The Rheinheitsgebot regulations tend to prevent many craft beers, as we would know them in countries like the UK and the USA; although there’s 1,300 breweries, and many of them are quite small, they mostly do variations on the same old themes. And you thought CAMRA were restrictive.
There are craft beer bars, but imported craft beers tend to be the ones on offer rather than domestic ones. Like Northern Monk. It was always Northern Monk. On my inter-rail trip as a whole I found that British brewer all over western Europe, including in Rennes and Bologna.
The “Craft Bier Bar”, am Wall, Bremen.
That’s not to say craft breweries don’t exist, although perhaps unsurprisingly you’re more likely to find they operate out of multi-cultural Berlin or the more casual north, rather than beer-heavy Munich. I’ve had a few domestic craft beers in bars in Bremen and Leipzig, for instance, including a porter from Landing Brewery (Hamburg), a couple of IPAs (one from Sudden Death Brewery in Lubeck, another from Brlo Brewery from Berlin), and a milk stout from Wittorfer Brewery in Neumunster, near the Danish border.

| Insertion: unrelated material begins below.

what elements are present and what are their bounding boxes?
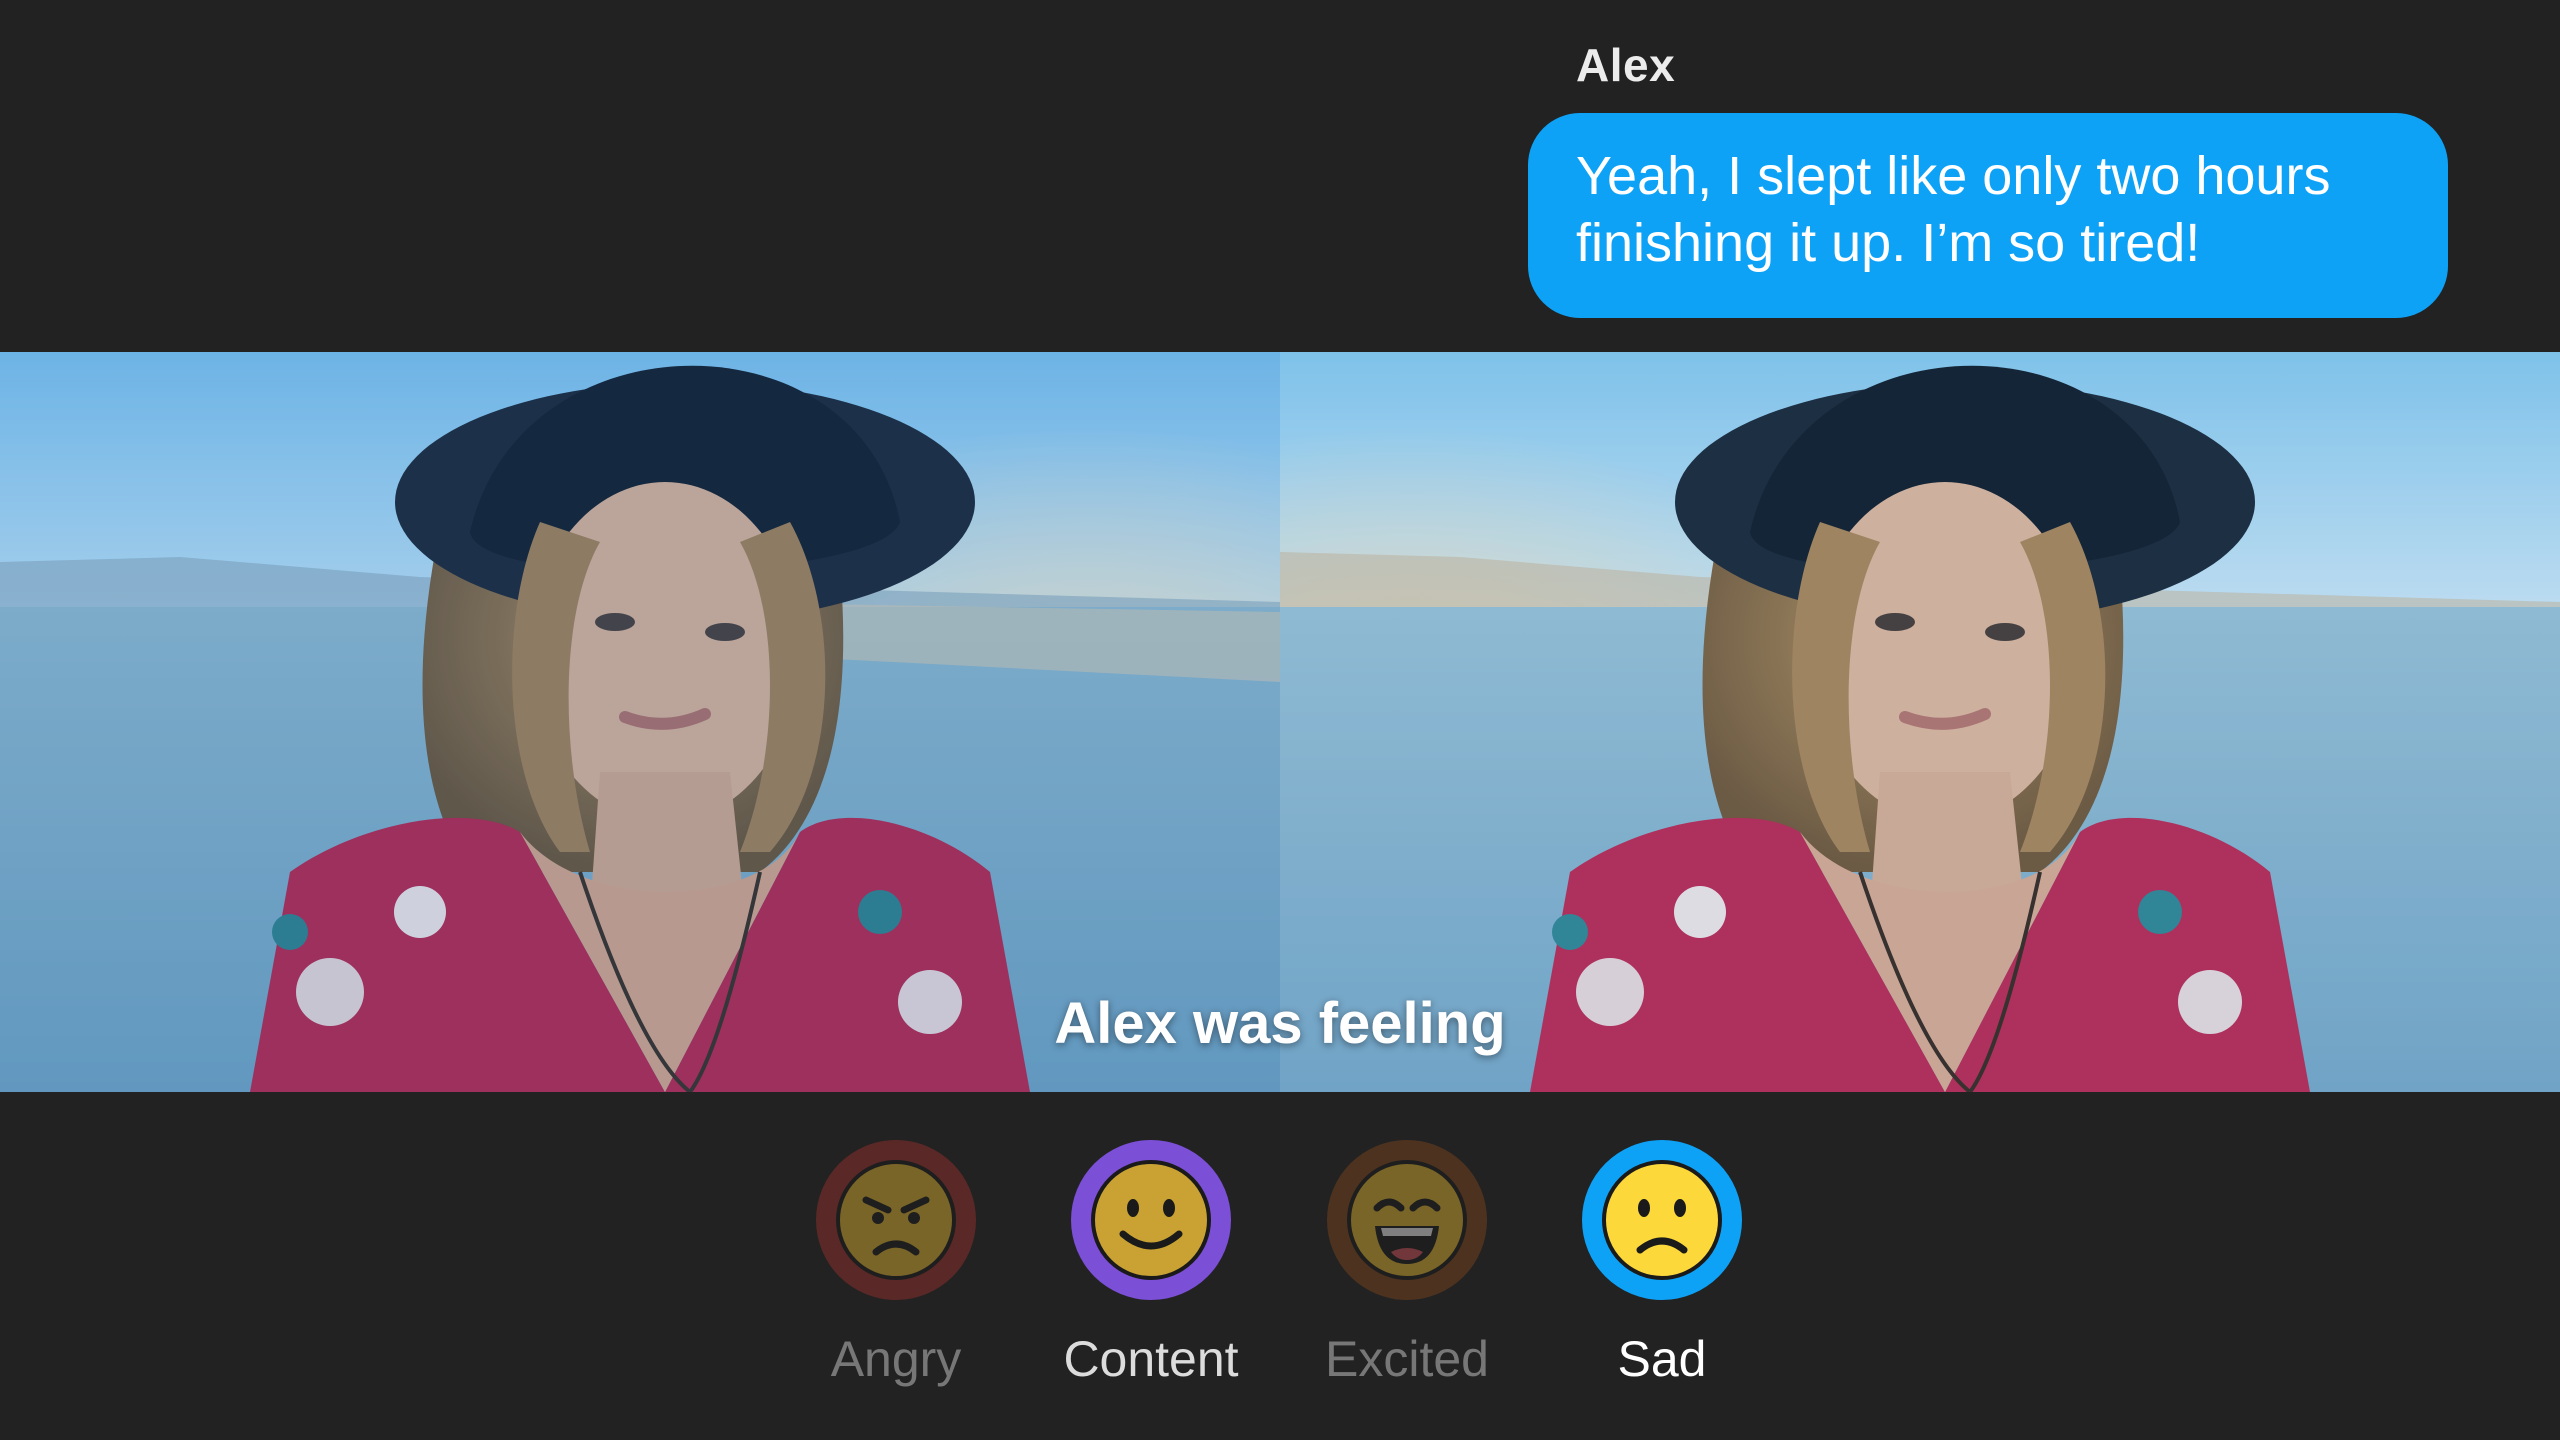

They just take a bit more finding.
Beer is such a subjective taste. In researching this blog post I’ve had to drink quite a few different styles from different breweries; such a hardship I know. But obviously there’s a huge number I’ve not had the pleasure of sampling yet too – I only have Level 6 on Untappd for German beers.
Is German beer the best beer? I’d suggest if you like lager-style beers, German beer is definitely a strong contender for the best beer, but the Rheinheitsgebot regulations largely prevent many of my preferred beer styles from having much impact. In truth tho, if you’ve been making a certain kind of beer for over three thousand years, you’re going to be pretty good at it, so why change?
Two of the beers from Barfusser brewery, Nuremberg.